Parse sections (object crate)


Anonymous mmap + copy sections


Apply relocations (arch-specific)


mprotect(PROT_READ | PROT_EXEC)


Flush I-cache (non-x86_64)


Call function pointer via libffi

Both the Clang backend (C source via -x c) and the LLVM backend (LLVM IR text via -x ir) share this loader. The only difference is the clang input language flag.

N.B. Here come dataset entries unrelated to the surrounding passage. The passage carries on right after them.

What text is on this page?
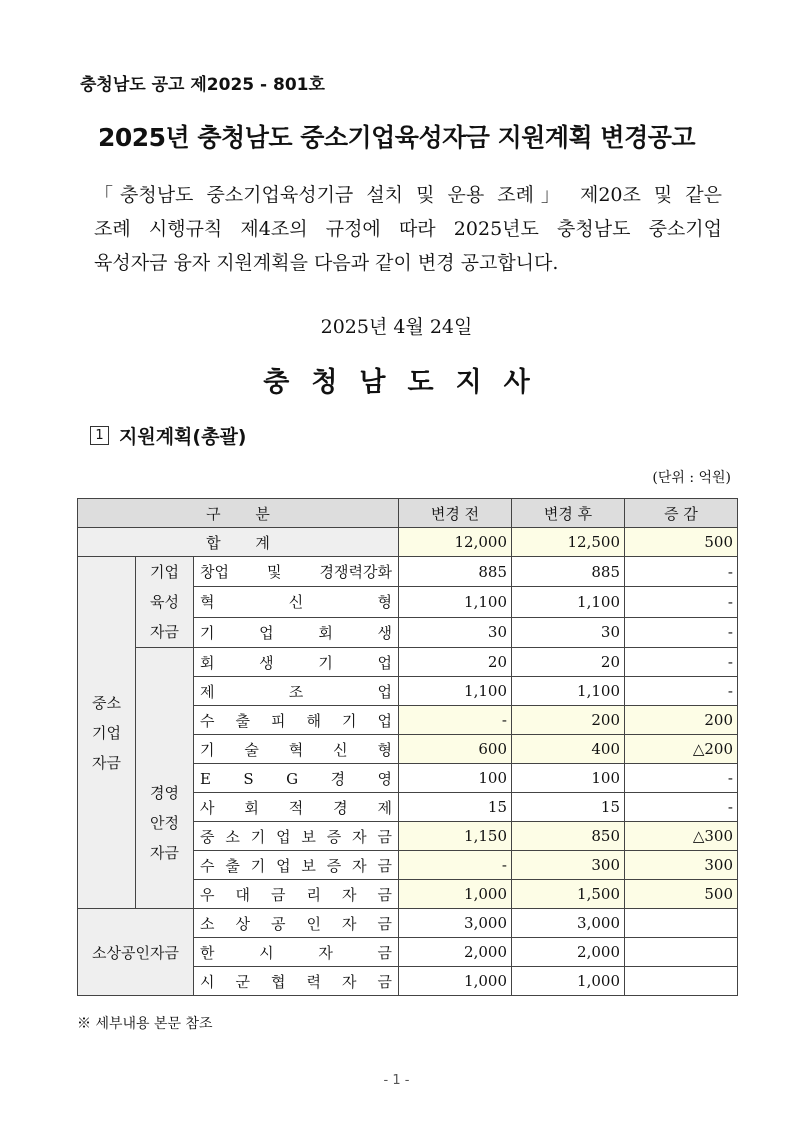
충청남도 공고 제2025 - 801호
2025년 충청남도 중소기업육성자금 지원계획 변경공고
「충청남도 중소기업육성기금 설치 및 운용 조례」 제20조 및 같은
조례 시행규칙 제4조의 규정에 따라 2025년도 충청남도 중소기업
육성자금 융자 지원계획을 다음과 같이 변경 공고합니다.
2025년 4월 24일
충청남도지사
1 지원계획(총괄)
(단위 : 억원)
구 분	변경 전	변경 후	증 감
합 계	12,000	12,500	500
중소
기업
자금	기업
육성
자금	
창업 및 경쟁력강화	885	885	-

혁 신 형	1,100	1,100	-

기 업 회 생	30	30	-
경영
안정
자금	
회 생 기 업	20	20	-

제 조 업	1,100	1,100	-

수 출 피 해 기 업	-	200	200

기 술 혁 신 형	600	400	△200

E S G 경 영	100	100	-

사 회 적 경 제	15	15	-

중 소 기 업 보 증 자 금	1,150	850	△300

수 출 기 업 보 증 자 금	-	300	300

우 대 금 리 자 금	1,000	1,500	500
소상공인자금	
소 상 공 인 자 금	3,000	3,000	

한 시 자 금	2,000	2,000	

시 군 협 력 자 금	1,000	1,000	
※ 세부내용 본문 참조
- 1 -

:::tip Fallback mode For debugging or platforms where the custom ELF loader doesn't work, the dlopen-fallback Cargo feature switches to a traditional pipeline: clang -shared writes a .so to a temp directory, which is loaded via dlopen. This is slower (disk I/O + dynamic linker overhead) but more portable. :::

Supported Architectures

ArchitectureTarget tripleCompile flagI-cacheNotes
x86_64x86_64-none-unknown-elf-march=nativeCoherentAMD64, Intel 64
aarch64aarch64-none-unknown-elf-march=native__clear_cacheApple Silicon, Ampere, Graviton
riscv64riscv64-none-unknown-elf-march=rv64gc__clear_cacheRV64I + M + A + F + D + C extensions
loongarch64loongarch64-none-unknown-elf-march=native__clear_cacheLoongson 3A5000+
ppc64lepowerpc64le-none-unknown-elf-mcpu=native__clear_cacheELFv2 ABI, little-endian only

Architecture detection is automatic via std::env::consts::ARCH at runtime — no compile-time feature flags needed.

Relocation Support

The loader implements a minimal ELF relocator for each architecture. It handles the relocation types that clang -c -O2 actually emits for small, self-contained compute kernels — not a full linker.

x86_64 — PC-relative (R_X86_64_PC32, PLT32, GOTPCRELX, REX_GOTPCRELX), absolute 32/64-bit (R_X86_64_32, 32S, 64).

aarch64 — 26-bit branches (CALL26, JUMP26) with automatic veneer generation when the target exceeds ±128 MiB, page-relative ADRP (ADR_PREL_PG_HI21), 12-bit page offsets with access-size shifts (ADD_ABS_LO12_NC, LDST8/16/32/64/128_ABS_LO12_NC).

riscv64 — Call pairs (CALL, CALL_PLT), PC-relative split addressing with state tracking (PCREL_HI20 + PCREL_LO12_I/S), absolute (HI20, LO12_I/S), branches (BRANCH, JAL), data (32, 64). Linker relaxation hints (RELAX) are skipped.

loongarch64 — 26-bit branches (B26), page-aligned split addressing (PCALA_HI20, PCALA_LO12), data (32, 64). Linker relaxation hints (RELAX) are skipped.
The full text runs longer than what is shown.